The helmets they are looking to buy will have DOT or EC certified approval which will meet our regulations. At the time of writing this, the price was not yet known.
In the past we have looked at helmets for sale locally and frankly have been surprised by how flimsy they are. There are some that seem to me would offer very little protection when falling off a motorbike travelling at speed, and the ones that are marginally more robust than the others, seem to start at about $80 each.
So for us the choice has been to forgo the opportunity to travel an extra 10kph faster and instead enjoy the freedom of dawdling along at up to 40kph with the wind in our hair.
As mentioned, earlier vehicle registrations shows that in 2014 there were approximately 10,000 motorbikes in the Cook Islands.

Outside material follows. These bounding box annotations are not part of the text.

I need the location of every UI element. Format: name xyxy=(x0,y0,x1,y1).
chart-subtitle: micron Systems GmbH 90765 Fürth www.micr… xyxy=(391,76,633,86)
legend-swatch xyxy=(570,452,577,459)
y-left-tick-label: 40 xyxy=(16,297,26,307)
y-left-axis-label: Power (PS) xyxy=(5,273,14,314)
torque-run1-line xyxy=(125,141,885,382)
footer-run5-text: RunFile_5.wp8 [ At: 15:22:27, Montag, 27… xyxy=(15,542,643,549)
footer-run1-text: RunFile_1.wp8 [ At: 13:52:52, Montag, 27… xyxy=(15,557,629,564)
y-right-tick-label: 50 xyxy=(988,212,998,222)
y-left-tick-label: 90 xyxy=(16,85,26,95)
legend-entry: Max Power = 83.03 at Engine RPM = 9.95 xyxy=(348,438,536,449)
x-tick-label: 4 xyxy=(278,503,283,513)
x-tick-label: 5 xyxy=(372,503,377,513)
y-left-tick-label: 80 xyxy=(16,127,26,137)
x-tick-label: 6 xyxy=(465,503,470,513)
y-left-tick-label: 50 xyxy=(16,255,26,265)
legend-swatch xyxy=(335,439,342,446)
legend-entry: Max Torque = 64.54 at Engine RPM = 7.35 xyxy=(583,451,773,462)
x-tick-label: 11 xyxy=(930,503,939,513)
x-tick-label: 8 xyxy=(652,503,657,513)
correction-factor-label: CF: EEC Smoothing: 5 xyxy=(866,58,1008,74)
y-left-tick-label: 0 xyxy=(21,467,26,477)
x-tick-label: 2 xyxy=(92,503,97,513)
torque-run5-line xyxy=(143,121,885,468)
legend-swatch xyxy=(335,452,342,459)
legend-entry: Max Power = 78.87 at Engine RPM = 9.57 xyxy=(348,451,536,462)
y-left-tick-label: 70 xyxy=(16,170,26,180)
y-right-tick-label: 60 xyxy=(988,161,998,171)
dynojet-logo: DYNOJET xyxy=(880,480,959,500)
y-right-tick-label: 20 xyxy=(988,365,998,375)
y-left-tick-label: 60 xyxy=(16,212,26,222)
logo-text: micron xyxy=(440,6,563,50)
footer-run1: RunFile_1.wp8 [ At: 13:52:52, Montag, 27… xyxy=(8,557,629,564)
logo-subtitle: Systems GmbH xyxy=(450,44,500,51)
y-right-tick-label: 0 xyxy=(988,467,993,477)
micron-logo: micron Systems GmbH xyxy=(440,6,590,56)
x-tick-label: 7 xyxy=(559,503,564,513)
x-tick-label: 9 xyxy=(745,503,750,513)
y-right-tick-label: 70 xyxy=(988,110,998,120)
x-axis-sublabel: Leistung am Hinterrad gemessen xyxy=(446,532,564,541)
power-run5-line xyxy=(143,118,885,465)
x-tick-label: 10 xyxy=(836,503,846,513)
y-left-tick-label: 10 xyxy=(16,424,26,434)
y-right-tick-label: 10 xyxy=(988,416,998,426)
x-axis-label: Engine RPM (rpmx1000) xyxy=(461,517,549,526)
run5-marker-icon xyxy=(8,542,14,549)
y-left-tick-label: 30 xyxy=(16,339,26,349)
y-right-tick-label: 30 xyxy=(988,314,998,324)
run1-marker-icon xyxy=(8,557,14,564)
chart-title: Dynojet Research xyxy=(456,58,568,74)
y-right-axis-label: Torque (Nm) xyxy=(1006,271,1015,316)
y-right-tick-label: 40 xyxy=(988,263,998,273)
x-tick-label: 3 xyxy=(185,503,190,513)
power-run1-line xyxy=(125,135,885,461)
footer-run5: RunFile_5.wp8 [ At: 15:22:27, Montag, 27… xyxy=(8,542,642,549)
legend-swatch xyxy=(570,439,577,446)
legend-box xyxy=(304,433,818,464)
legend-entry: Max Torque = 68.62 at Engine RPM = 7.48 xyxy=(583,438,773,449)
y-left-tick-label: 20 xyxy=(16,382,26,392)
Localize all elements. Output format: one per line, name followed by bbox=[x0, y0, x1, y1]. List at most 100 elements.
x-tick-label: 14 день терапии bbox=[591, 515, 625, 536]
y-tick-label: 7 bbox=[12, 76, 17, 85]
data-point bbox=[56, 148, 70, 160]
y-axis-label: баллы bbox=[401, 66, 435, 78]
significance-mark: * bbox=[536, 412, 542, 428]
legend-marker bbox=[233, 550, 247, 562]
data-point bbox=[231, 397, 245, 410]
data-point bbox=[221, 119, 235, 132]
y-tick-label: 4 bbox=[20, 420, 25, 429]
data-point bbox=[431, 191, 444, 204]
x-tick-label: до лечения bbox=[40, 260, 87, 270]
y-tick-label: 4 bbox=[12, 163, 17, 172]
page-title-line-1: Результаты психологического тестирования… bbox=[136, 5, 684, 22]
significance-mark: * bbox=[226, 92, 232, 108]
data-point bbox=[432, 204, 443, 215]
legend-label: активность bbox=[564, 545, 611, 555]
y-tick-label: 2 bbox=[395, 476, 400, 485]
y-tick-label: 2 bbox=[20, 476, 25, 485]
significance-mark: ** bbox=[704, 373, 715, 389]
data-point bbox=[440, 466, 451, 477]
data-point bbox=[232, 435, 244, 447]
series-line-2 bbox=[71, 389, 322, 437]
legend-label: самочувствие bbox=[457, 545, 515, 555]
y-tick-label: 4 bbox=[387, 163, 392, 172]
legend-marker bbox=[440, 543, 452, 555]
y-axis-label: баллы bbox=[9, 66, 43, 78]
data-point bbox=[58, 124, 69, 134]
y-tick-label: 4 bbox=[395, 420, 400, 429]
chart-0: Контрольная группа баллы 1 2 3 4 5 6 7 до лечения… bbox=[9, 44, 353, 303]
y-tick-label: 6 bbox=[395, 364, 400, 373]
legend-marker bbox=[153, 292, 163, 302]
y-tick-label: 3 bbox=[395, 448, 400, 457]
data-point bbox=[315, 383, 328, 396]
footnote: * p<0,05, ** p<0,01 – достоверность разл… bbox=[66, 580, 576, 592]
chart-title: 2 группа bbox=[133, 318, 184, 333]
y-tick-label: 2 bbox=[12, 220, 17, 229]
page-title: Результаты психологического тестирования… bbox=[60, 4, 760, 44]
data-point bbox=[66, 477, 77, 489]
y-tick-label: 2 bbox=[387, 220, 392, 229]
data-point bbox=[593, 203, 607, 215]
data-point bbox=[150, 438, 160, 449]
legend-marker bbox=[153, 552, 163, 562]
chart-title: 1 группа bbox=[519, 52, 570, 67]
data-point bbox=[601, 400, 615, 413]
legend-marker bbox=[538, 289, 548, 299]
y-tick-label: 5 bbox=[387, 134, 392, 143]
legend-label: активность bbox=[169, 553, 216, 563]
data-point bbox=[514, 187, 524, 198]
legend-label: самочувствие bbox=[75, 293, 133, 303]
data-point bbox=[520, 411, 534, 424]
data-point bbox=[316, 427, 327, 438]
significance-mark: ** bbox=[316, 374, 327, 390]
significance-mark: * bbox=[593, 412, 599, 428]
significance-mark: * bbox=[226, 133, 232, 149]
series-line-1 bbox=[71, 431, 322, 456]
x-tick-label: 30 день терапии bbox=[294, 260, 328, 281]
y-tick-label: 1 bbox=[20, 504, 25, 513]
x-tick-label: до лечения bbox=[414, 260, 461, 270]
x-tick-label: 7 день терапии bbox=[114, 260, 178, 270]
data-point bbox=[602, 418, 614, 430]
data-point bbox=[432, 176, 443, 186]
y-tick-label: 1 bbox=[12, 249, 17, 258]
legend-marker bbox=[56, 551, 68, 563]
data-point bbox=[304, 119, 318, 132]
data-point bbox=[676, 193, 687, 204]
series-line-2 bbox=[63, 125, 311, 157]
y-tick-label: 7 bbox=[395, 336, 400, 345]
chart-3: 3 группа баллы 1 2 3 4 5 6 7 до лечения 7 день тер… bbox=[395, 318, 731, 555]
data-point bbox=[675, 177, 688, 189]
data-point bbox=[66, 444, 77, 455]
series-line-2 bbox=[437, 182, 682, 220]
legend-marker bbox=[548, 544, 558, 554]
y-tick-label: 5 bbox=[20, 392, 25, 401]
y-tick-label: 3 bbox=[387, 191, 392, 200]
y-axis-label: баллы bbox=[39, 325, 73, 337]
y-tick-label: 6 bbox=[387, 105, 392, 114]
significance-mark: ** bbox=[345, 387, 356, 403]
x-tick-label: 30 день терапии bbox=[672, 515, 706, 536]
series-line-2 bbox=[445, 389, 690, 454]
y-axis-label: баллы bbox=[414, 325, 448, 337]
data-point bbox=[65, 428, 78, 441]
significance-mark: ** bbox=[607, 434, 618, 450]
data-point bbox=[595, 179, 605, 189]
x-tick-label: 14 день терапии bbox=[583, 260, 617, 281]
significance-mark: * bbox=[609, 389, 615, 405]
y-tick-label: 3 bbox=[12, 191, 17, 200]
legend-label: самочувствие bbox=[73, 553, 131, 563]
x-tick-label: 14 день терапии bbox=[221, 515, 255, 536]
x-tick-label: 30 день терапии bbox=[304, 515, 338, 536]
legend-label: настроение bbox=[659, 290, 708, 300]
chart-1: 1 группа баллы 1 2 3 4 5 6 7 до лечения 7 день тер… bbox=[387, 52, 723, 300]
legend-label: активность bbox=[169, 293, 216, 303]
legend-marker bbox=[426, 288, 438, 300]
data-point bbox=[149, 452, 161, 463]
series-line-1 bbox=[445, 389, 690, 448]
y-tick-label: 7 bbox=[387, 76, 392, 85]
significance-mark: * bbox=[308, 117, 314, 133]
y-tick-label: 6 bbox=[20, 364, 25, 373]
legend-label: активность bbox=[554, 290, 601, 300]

Working on the basis that each motorbike may require two helmets and given the cost of the last lot of helmets we looked at being $80, that makes the cost that Cook Islanders need to find to comply with any new law around $1.6m.
And all of this to cater for the average of 5 people a year who are killed on motorcycles in the Cook Islands.
I recall discussing this matter with a friend associated with the police when it last came up who offered the comment that, “just wearing a helmet isn’t going to save your life”, and he’s right.
So should the government proceed to make helmets complusory for everyone, apart from the questions I’ve raised about fixing the real problems, I wonder if they’ve thought it through any better than the last attempt to introduce helmets for all.
There is the cost, which appears to start at about $80 a helmet. Ok, so that covers the driver, then there’s the pillion passenger – another $80 if they’re an adult or teenager – but what about the little child you see travelling behind mama or mum.
Where do you find a helmet that fits them and what might that cost; and is it safe for young children to have a heavy helmet weighing down or flopping about on their tiny heads and necks.
If the helmets are to be of a high standard and worn properly, then they’re going to need several helmets as they grow and mature, all at a cost.
And remind me again of how many of these sorts of road users get into trouble and kill themselves on the road. How many of them are drinking and driving and speeding?
You might be beginning to see my dilemma.
When this matter was most recently raised again a few weeks back I couldn’t help feeling it was just a kneejerk reaction, and I haven’t seen anything to change my mind.
I can’t help feeling a bit resentful when I see, in the middle of the day, road blocks checking on bike riders who might be a couple of kilometres over the limit, and checking to see if you’re a tourist or a local and therefore should or don’t need to be wearing a helmet – as is the law.
And then being woken up around 1am by motorbike riders roaring past our place on their way from a night club or party and I wonder where the police are then?
It matters nought if those riders are wearing helmets or not as they roar past, holding loud and animated conversations; should they come to a sudden stop at those speeds the shock to their bodies, and the injuries they suffer at best will be grievous, and as has happened in recent weeks, could be fatal.
A quick glance at when these fatal crashes occur indicates that the majority of the accidents occur between the hours of 11pm to 2am and if Police were stopping drivers at these hours might we see fewer fatal motorbike accidents?
Drinking and driving and breaking the laws that already exist is the problem not whether or not you’re wearing a helmet.